Look out, Leopold: New concertmaster keeps busy
There's something charming and archaic in certain job titles. Like fishmonger, milliner, or apothecary, the orchestral concertmaster may seem to non-musicians like a character from another era.
Not so with Hasse Borup, the new concertmaster for the Charlottesville Symphony, who lives up to Old World visions. Young, handsome, and obviously European, Borup would be well cast in a Thomas Mann novella featuring a tragic love triangle entangling a music tutor, a consumptive maiden, and a predatory widow.
Of course, none of that is in his job description.
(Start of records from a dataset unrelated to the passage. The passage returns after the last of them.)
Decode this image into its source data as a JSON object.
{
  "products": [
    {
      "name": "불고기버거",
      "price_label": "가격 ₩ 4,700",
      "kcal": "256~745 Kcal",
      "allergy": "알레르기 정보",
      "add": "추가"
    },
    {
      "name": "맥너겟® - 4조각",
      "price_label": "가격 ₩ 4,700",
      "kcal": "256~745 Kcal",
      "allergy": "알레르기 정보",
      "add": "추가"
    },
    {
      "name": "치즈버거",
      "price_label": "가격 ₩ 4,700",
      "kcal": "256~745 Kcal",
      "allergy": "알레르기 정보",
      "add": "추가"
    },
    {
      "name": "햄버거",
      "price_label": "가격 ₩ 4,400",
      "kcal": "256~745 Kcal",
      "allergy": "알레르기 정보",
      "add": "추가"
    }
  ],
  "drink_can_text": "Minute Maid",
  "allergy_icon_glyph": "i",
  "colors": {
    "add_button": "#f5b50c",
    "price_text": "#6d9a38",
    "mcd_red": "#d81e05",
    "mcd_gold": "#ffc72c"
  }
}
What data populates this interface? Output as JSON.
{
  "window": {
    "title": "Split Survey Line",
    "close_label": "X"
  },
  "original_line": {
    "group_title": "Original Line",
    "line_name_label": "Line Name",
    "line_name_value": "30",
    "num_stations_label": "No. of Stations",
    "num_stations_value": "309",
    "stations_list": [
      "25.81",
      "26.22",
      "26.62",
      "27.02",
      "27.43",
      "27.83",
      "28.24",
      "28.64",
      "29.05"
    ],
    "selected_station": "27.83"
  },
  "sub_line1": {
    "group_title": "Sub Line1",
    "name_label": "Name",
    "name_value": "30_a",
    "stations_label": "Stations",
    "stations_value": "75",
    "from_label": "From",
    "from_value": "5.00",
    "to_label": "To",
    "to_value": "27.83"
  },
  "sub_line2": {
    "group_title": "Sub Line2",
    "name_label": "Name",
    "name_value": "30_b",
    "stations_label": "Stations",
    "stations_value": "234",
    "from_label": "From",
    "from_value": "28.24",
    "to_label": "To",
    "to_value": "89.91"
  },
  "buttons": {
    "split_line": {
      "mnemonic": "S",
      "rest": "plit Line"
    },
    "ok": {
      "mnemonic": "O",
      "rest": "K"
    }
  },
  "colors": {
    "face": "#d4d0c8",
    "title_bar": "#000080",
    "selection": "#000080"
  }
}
The concertmaster is the first violinist in a symphony orchestra, sitting closest to the audience and to the left of the conductor. Leopold Mozart was a leading concertmaster in his day, as was his slightly less professional son, Wolfgang. As the last member to enter the stage before the conductor, the concertmaster presides over the tuning-up and acts as an assistant to the conductor, transmitting his cues to the larger orchestra.
"The ideal concertmaster is trying to have a leg in both the managerial side and the artistic side," explains Borup over coffee on the Corner recently. "If you have the slightest doubt about what you're doing, it reflects on the whole orchestra."
In other words, the concertmaster is part co-captain and part union rep, with a whole lot of rhythm going on.
Borop offers still another comparison. "I have to be careful of analogies because I'm not from this country, and I don't really know, for instance, football so well... but everyone's talking about the quarterback?"
Borop, a native of Denmark, came to the US to study music at Oberlin Conservatory in Ohio. After earning a Doctor of Music Arts degree from University of Maryland, he helped found the Coolidge String Quartet, which lasted six years before folding under divergent personal ambitions. Borup began looking for an opportunity to combine chamber music, orchestral work, and teaching.
"I didn't know what to expect when I came here," says Borup of the caliber of Charlottesville's orchestra, "but it's been a very pleasant surprise."
The Charlottesville and University Orchestra comprises about 75 community and student musicians, and is directed through UVA's McIntire Department of Music. As a performance faculty appointment, Borup is tasked with teaching a University course in addition to his 19 private tutorials and scheduled rehearsals.
Oh, and a note for those eager young protégés who rush to the next performance (on January 25), moved by my promise of early 20th century romance and European high culture... see the lovely, dark-haired cellist attentively watching Borup's lead? That's the concertmaster's wife and musical partner, Amy Leung.